The addressing of the Haggis was done by one of the college fellows who is extremely Scottish and has a very hard Glaswegian accent. I then realized that in normal conversation she works very hard to speak in an understandable way, but her natural Glaswegian is almost incomprehensible. Of course, Burns’ poem itself is not so easy to understand to begin with. In fact, one really needs a translation from Scottish to English (one is given here). Even though many in the room (including me) had no idea what she was saying, the address was given with great fanfare and great Scottish gusto.

Dinner itself was, of course, Haggis, along with the traditional neeps and tatties. Tatties, of course are just mashed potatoes. Neeps are mashed swede (rutabaga or yellow turnip) which tastes half way in between a potato and a squash.

I admit that I feared that Haggis. I’d only eaten Haggis once, years ago when I was up in Scotland – and it was pretty awful – tasted too much like liver.

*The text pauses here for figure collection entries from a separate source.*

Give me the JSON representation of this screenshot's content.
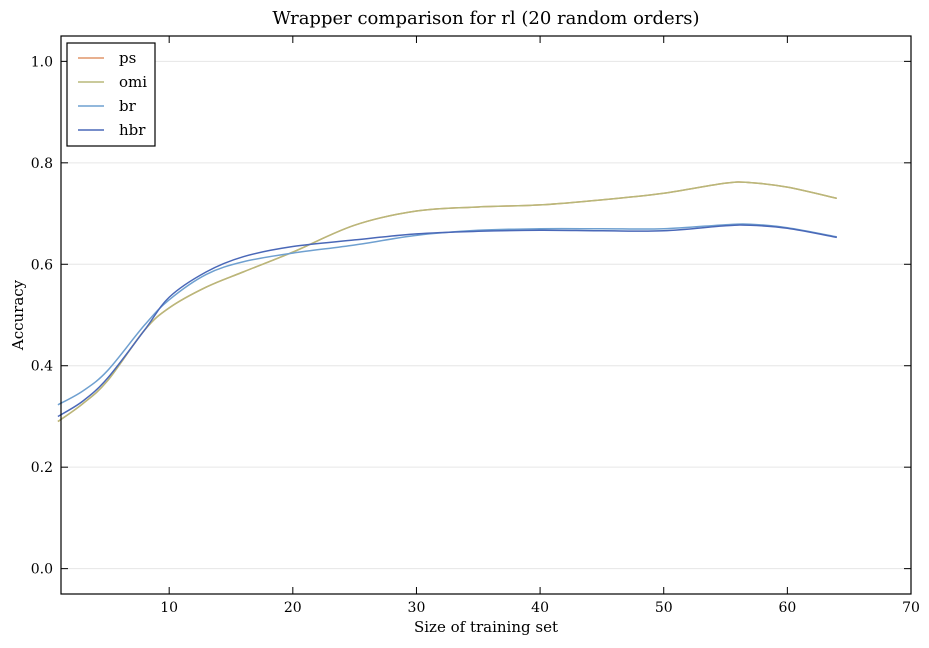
{
  "chart_data": {
    "type": "line",
    "title": "Wrapper comparison for rl (20 random orders)",
    "xlabel": "Size of training set",
    "ylabel": "Accuracy",
    "xlim": [
      1.25,
      70
    ],
    "ylim": [
      -0.05,
      1.05
    ],
    "xticks": [
      10,
      20,
      30,
      40,
      50,
      60,
      70
    ],
    "yticks": [
      0.0,
      0.2,
      0.4,
      0.6,
      0.8,
      1.0
    ],
    "ytick_labels": [
      "0.0",
      "0.2",
      "0.4",
      "0.6",
      "0.8",
      "1.0"
    ],
    "grid": "horizontal",
    "legend_position": "top-left",
    "x": [
      1,
      3,
      5,
      8,
      10,
      13,
      16,
      20,
      25,
      30,
      35,
      40,
      45,
      50,
      55,
      57,
      60,
      64
    ],
    "series": [
      {
        "name": "ps",
        "color": "#e0956a",
        "values": [
          0.29,
          0.325,
          0.37,
          0.47,
          0.514,
          0.555,
          0.585,
          0.624,
          0.677,
          0.705,
          0.713,
          0.717,
          0.727,
          0.74,
          0.76,
          0.761,
          0.752,
          0.73
        ]
      },
      {
        "name": "omi",
        "color": "#b8b87a",
        "values": [
          0.29,
          0.325,
          0.37,
          0.47,
          0.514,
          0.555,
          0.585,
          0.624,
          0.677,
          0.705,
          0.713,
          0.717,
          0.727,
          0.74,
          0.76,
          0.761,
          0.752,
          0.73
        ]
      },
      {
        "name": "br",
        "color": "#6fa0d0",
        "values": [
          0.323,
          0.35,
          0.39,
          0.48,
          0.53,
          0.58,
          0.605,
          0.622,
          0.638,
          0.657,
          0.667,
          0.67,
          0.67,
          0.67,
          0.678,
          0.679,
          0.672,
          0.654
        ]
      },
      {
        "name": "hbr",
        "color": "#4a68b8",
        "values": [
          0.3,
          0.33,
          0.375,
          0.47,
          0.535,
          0.585,
          0.615,
          0.635,
          0.648,
          0.66,
          0.665,
          0.667,
          0.666,
          0.666,
          0.676,
          0.677,
          0.671,
          0.653
        ]
      }
    ]
  }
}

But this Haggis was actually pretty good (and served without the sheep's stomach) – pretty much like a decent meatloaf– which I guess is more or less what it is (although the “loaf” is traditionally oats, as compared to usual loaf). They also had vegetarian Haggis (soy loaf, I guess) for those who preferred. I didn’t try that, but I’m told it wasn’t half bad. Dessert was oatmeal and honey ice cream. Very tasty, but by this time in the meal, something as heavy as oatmeal didn’t sound like a very good idea.

Of course after dinner the “adults” return to the senior common room for more wine, fruit, chocolate, coffee, tea and socializing. I stuck around for a bit, but couldn’t stay too late as I had homeworks to grade for my students by the next day.